Tapez "Илья Глазунов" dans la recherche Youtube, et vous trouverez plusieurs longs métrages documentaires (tous en russe) racontant sa remarquable histoire, souvent avec lui comme narrateur principal vif et habile.  En outre, il existe des dizaines de clips de lui apparaissant dans des journaux télévisés et des talk-shows, où il expose longuement ses idées à des interviewers enthousiastes. Regardez le prononcer des discours devant des foules d'admirateurs.  C'est un orateur accompli, divertissant, spirituel, urbain, profond, passionné, vraiment remarquable.

 

Enfin, pour couronner le tout, il a été choisi pour diriger la restauration du magnifique palais du Grand Kremlin à la fin des années 1990, l'immense palais tsariste qui est la principale structure à l'intérieur du Kremlin de Moscou. (Wikipedia) Le palais a été construit au milieu du XIXe siècle pour célébrer la grandeur de l'autocratie russe, une mission qui convenait parfaitement à Glazounov, le monarchiste convaincu.

 

Un lion russe conservateur avec une réelle influence populaire - Le peintre Ilya Glazounov, par Charles Bausman (Russia Insider)
Un lion russe conservateur avec une réelle influence populaire - Le peintre Ilya Glazounov, par Charles Bausman (Russia Insider)

L'art n'est donc qu'une partie de la vie de l'homme, et dans le monde de l'art il est très controversé, avec de nombreux détracteurs.
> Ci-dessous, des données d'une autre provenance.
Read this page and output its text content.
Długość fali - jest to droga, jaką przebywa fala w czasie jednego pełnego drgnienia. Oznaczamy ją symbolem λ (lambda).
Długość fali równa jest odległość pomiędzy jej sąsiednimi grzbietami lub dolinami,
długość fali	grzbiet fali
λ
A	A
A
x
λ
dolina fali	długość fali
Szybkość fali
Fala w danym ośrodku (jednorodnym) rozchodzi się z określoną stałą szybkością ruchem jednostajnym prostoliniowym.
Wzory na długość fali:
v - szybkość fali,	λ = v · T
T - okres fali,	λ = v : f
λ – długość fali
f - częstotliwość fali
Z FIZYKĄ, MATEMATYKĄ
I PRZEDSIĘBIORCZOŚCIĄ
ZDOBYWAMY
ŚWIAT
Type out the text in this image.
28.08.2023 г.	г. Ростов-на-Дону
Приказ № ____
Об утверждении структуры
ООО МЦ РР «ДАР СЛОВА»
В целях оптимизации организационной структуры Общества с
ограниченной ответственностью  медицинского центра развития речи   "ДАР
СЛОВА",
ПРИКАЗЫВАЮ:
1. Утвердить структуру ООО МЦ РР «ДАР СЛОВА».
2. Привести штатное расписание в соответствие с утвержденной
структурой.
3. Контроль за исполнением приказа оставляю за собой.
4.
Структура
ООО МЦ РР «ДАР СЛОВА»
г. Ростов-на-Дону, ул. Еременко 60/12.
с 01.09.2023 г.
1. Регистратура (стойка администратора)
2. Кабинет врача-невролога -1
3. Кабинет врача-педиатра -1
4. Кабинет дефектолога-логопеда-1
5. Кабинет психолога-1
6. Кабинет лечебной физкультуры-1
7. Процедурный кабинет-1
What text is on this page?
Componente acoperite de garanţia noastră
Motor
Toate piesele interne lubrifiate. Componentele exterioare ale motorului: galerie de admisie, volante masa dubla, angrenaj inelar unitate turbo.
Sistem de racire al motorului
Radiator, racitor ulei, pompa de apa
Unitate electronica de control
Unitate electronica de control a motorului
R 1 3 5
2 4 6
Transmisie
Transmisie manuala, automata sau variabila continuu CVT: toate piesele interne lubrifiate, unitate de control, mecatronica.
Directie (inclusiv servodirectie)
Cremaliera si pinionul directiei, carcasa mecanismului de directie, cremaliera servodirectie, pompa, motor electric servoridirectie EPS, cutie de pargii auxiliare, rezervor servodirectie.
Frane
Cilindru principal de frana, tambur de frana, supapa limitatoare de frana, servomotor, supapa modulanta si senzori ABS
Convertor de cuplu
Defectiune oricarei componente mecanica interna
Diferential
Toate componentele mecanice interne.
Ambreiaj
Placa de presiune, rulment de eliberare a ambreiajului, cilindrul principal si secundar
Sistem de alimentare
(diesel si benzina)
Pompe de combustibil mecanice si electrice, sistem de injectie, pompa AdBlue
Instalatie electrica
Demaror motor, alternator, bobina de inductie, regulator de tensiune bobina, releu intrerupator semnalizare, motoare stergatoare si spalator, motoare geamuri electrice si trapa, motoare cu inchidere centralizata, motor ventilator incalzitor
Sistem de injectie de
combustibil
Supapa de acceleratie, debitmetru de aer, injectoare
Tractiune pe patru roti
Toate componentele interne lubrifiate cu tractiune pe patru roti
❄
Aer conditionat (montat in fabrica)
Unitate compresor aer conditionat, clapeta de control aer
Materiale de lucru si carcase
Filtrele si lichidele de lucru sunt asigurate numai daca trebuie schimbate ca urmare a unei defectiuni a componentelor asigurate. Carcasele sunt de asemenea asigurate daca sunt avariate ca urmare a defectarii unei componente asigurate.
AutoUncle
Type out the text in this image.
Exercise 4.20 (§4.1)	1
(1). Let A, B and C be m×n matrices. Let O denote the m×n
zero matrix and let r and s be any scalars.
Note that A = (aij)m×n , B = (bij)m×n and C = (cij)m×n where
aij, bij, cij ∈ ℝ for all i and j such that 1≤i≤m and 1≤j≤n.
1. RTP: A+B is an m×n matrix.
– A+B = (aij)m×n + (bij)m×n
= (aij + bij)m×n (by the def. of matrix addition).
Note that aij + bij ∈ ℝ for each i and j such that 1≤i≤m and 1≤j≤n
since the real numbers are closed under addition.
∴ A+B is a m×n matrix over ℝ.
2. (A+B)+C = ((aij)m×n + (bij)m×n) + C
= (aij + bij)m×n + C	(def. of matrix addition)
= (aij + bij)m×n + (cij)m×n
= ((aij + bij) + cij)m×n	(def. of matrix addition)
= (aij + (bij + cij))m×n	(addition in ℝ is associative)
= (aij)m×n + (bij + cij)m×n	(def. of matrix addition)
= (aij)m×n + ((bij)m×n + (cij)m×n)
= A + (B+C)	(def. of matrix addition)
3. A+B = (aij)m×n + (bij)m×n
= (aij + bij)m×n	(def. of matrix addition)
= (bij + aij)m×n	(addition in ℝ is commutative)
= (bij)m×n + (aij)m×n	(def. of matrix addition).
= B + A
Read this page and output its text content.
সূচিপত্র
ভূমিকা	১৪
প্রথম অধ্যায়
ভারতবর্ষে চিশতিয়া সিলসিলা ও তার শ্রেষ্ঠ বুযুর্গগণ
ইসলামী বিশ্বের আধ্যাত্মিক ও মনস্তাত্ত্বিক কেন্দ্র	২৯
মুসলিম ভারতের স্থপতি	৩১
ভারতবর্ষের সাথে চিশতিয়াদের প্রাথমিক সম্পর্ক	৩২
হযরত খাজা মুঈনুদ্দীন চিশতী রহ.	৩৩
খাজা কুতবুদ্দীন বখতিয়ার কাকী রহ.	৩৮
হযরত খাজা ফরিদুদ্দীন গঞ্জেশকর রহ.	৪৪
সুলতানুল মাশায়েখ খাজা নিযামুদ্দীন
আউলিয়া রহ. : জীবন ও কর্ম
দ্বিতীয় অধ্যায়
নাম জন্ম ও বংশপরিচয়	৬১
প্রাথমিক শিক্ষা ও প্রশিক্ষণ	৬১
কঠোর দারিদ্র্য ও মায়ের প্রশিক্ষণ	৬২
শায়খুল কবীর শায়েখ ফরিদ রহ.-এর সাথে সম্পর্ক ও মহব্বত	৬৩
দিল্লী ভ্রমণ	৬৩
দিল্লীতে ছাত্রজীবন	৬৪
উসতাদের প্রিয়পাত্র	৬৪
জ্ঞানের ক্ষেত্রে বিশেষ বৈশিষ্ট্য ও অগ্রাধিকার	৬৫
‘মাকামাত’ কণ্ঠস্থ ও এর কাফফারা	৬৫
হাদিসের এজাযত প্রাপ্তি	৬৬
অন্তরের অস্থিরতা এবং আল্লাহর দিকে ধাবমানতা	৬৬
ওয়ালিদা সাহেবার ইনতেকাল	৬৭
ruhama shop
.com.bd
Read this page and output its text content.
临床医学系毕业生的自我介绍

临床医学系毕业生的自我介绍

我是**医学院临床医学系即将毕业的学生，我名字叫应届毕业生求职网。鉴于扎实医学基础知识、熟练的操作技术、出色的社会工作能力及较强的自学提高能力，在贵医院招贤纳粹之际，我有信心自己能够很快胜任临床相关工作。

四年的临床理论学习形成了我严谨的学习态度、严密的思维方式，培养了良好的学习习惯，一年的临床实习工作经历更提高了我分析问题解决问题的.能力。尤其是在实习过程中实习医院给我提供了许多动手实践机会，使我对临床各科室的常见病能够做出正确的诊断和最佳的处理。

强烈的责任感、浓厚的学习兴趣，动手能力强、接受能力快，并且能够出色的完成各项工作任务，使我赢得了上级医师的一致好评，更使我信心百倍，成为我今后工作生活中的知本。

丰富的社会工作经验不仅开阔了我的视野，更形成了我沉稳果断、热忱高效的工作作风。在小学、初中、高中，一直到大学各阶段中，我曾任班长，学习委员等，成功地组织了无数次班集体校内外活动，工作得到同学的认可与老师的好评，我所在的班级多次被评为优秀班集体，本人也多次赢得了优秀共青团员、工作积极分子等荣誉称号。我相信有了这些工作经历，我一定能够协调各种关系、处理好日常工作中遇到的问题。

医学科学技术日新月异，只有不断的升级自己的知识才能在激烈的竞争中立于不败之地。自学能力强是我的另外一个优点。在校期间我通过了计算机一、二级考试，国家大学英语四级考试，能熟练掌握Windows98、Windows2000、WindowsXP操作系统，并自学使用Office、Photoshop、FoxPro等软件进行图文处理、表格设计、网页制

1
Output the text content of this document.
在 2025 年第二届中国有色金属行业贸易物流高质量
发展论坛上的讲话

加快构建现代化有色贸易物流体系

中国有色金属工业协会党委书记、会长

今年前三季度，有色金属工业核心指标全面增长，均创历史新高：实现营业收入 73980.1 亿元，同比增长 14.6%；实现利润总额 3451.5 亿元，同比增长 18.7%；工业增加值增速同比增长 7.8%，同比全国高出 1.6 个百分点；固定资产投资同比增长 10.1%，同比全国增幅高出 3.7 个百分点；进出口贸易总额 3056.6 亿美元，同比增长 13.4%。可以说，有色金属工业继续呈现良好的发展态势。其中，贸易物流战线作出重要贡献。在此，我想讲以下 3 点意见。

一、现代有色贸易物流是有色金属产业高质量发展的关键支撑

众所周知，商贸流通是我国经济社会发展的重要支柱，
Les critiques disent que c'est un artiste médiocre, plutôt un habile réseauteur et politicien qui produit "kitsch" qui plaît aux masses, qui s'est enrichi en collectionnant et en échangeant des œuvres d'art, puis a utilisé sa richesse et son influence pour se faire donner des musées.  Son rejet total et absolu de tout art moderne ne le rend guère sympathique à la foule des chablis et des crackers au fromage, sans parler des types d'"art d'installation", dont il trouve le travail franchement absurde.

 

Mais ses admirateurs sont nombreux et pas exactement des ingénues artistiques.  Parmi eux, on trouve de nombreux écrivains russes parmi les plus respectés, tels qu'Alexandre Prokhanov, Valentin Raspoutine et Vladimir Soloukhine (qui sont tous des archi-conservateurs), et bien d'autres encore.  Mais pourquoi se fier aux opinions des autres - nous avons essayé d'inclure une grande variété de ses œuvres en haute résolution dans cet article. Jugez par vous-même.

 

Un lion russe conservateur avec une réelle influence populaire - Le peintre Ilya Glazounov, par Charles Bausman (Russia Insider)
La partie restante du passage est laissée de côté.